Joaquin Phoenix and Taika Waititi win Oscars

Gal Gadot presents award for Best Song, along with Brie Larson and Sigourney Weaver.

Best Actor Joaquin Phoenix waits for his Oscar statue to be engraved at the Governors Ball following the 92nd Academy Awards in Los Angeles, California, U.S., February 9, 2020 (photo credit: REUTERS/ERIC GAILLARD)
Best Actor Joaquin Phoenix waits for his Oscar statue to be engraved at the Governors Ball following the 92nd Academy Awards in Los Angeles, California, U.S., February 9, 2020
(photo credit: REUTERS/ERIC GAILLARD)
American actor Joaquin Phoenix eulogized his late brother, River, in his Best Actor Oscar acceptance speech for his role in Joker.
"When he was 17, my brother wrote this lyric. He said, 'Run to the rescue with love and peace will follow.’" River Phoenix died of a drug overdose in 1993.
In a heartfelt speech about cruelty to animals and other causes, he also found a moment for a kind of personal tikkun olam, acknowledging his past difficult behavior and thanking the Academy members for not giving up on him.
“I’ve been a scoundrel in my life,” said Phoenix, whose mother is Jewish. “I’ve been cruel at times, hard to work with. Many of you in this room have given me a second chance.”
Jojo Rabbit writer/director Taika Waititi, whose legal name is Taika Cohen and who is of mixed Jewish/Maori descent, won the award for Best Writing Adapted Screenplay for Jojo Rabbit.

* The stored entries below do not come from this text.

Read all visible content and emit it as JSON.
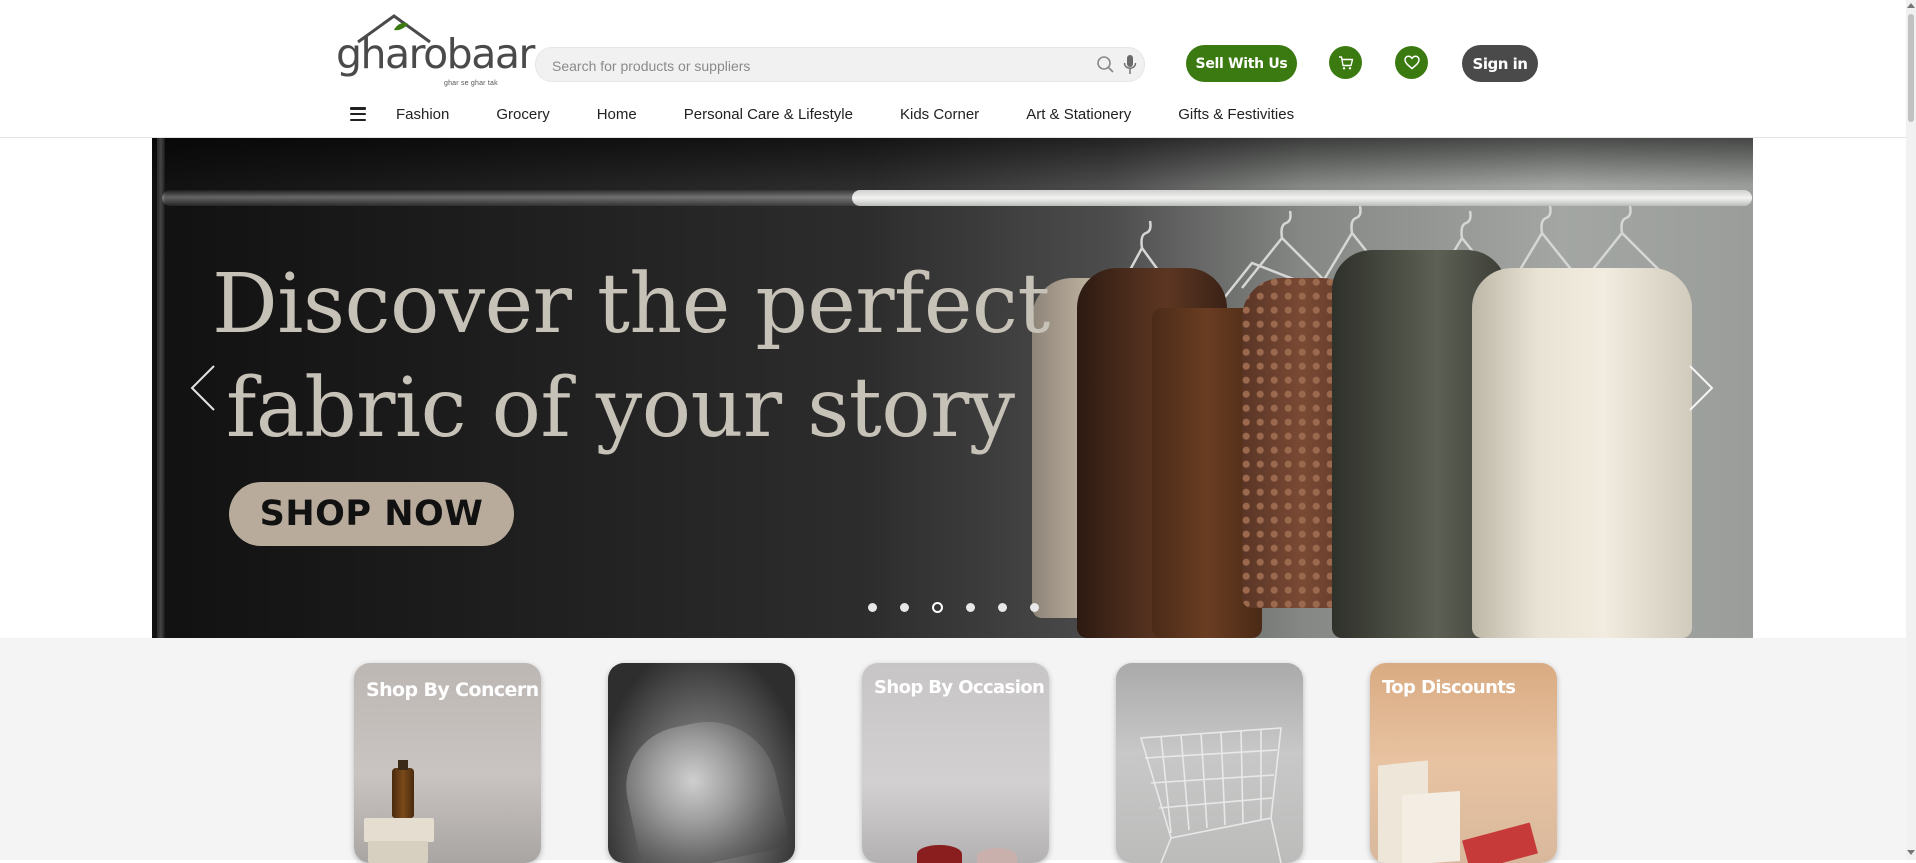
{
  "brand": {
    "name": "gharobaar",
    "tagline": "ghar se ghar tak"
  },
  "search": {
    "placeholder": "Search for products or suppliers",
    "value": ""
  },
  "header": {
    "sell_label": "Sell With Us",
    "signin_label": "Sign in",
    "cart_icon": "cart-icon",
    "wishlist_icon": "heart-icon"
  },
  "nav": {
    "menu_icon": "hamburger-icon",
    "items": [
      {
        "label": "Fashion"
      },
      {
        "label": "Grocery"
      },
      {
        "label": "Home"
      },
      {
        "label": "Personal Care & Lifestyle"
      },
      {
        "label": "Kids Corner"
      },
      {
        "label": "Art & Stationery"
      },
      {
        "label": "Gifts & Festivities"
      }
    ]
  },
  "hero": {
    "headline_line1": "Discover the perfect",
    "headline_line2": "fabric of your story",
    "cta_label": "SHOP NOW",
    "slide_count": 6,
    "active_slide": 3
  },
  "categories": [
    {
      "label": "Shop By Concern"
    },
    {
      "label": ""
    },
    {
      "label": "Shop By Occasion"
    },
    {
      "label": ""
    },
    {
      "label": "Top Discounts"
    }
  ],
  "colors": {
    "brand_green": "#3a7a10",
    "dark_button": "#4a4a4a",
    "cta_beige": "#b8ab9b",
    "headline": "#c7c2b8"
  }
}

He referenced his ancestors on both sides accepting the award, as he became the first person of indigenous descent to win a screenwriting award. He also thanked his mother, who is Jewish, saying, “Thank you for being my mother and for many other reasons. For giving me the book I adapted. This film wouldn't have existed without you doing that!'
Vanity Fair reported that in a press conference following his win, he said the film, about a German boy in the Nazi era whose imaginary friend (played by Waititi) is Adolf Hitler, is “a response to a resurgence of hate.” Pointing out that after World War II, Nazi hate speech was illegal, but today, “If you’re a Nazi, feel free to have a rally in Times Square... Something’s not right and we have forgotten the rules... and I feel the film has become more important and more relevant today. Which is a sad thing – but also good for me!”
Waititi was presented with the award by two of Hollywood’s most prominent Jewish actors, Natalie Portman, who is starring in Waititi’s upcoming film, Thor: Love and Thunder, and Timothée Chalamet, one of the stars of Little Women.
Gal Gadot also presented an award, for Best Song, along with Brie Larson and Sigourney Weaver. The three actresses, known for playing superheroes and strong women, joked about a starting a fight club where men would be welcome. The loser of fights, said Gadot, would have to answer questions such as “how it feels to be a woman in Hollywood.” It was she who announced that the award for Best Original Song went to Sir Elton John and Bernie Taupin for “(I’m Gonna) Love Me Again” from Rocketman.
Shia LaBeouf, Beanie Feldstein and Julia Louis-Dreyfus also presented awards.
Steven Spielberg introduced the In Memoriam montage, which ended with a photo of Kirk Douglas, who died last week at the age of 103.
American Factory, a film by Julia Reichert and Steven Bognar, won the Oscar for Best Documentary, in a very competitive year.
Idina Menzel, whose name was famously mispronounced by John Travolta at the 2014 Oscars, got to sing "Into the Unknown" from Frozen 2. Actor/comedian Josh Gad, who introduced her, referenced Travolta’s misstep and said, “But as a dad to two girls and the voice of the American Olaf, the iconic and brilliant Idina Menzel, pronounced exactly how it is spelled, is our Elsa."
Quentin Tarantino, a Tel Aviv resident and husband of pregnant singer Daniella Pick, did not win the Best Director or Best Screenplay awards for Once Upon a Time in... Hollywood and so was not able to thank Pick again in Hebrew, as he did at the Golden Globes. But Brad Pitt won Best Supporting Actor for his role in the film, and it also won Best Production Design.    
The biggest story of the night was the win for Korean film Parasite, the first foreign language-film not to win Best Picture, which gladdened the hearts of many Israeli filmmakers, who see this victory paving the way for wider exposure for movies not in English. Most US multiplexes in the US will not show films with subtitles, but perhaps that could change now.
Said one Israeli director, who preferred not to be quoted by name, “This is the dream, that a movie made here could break through even though it’s not in English, and the win for Parasite brings this dream that much closer. . . It’s also significant for us that it’s a movie in a non-European language – like Hebrew!”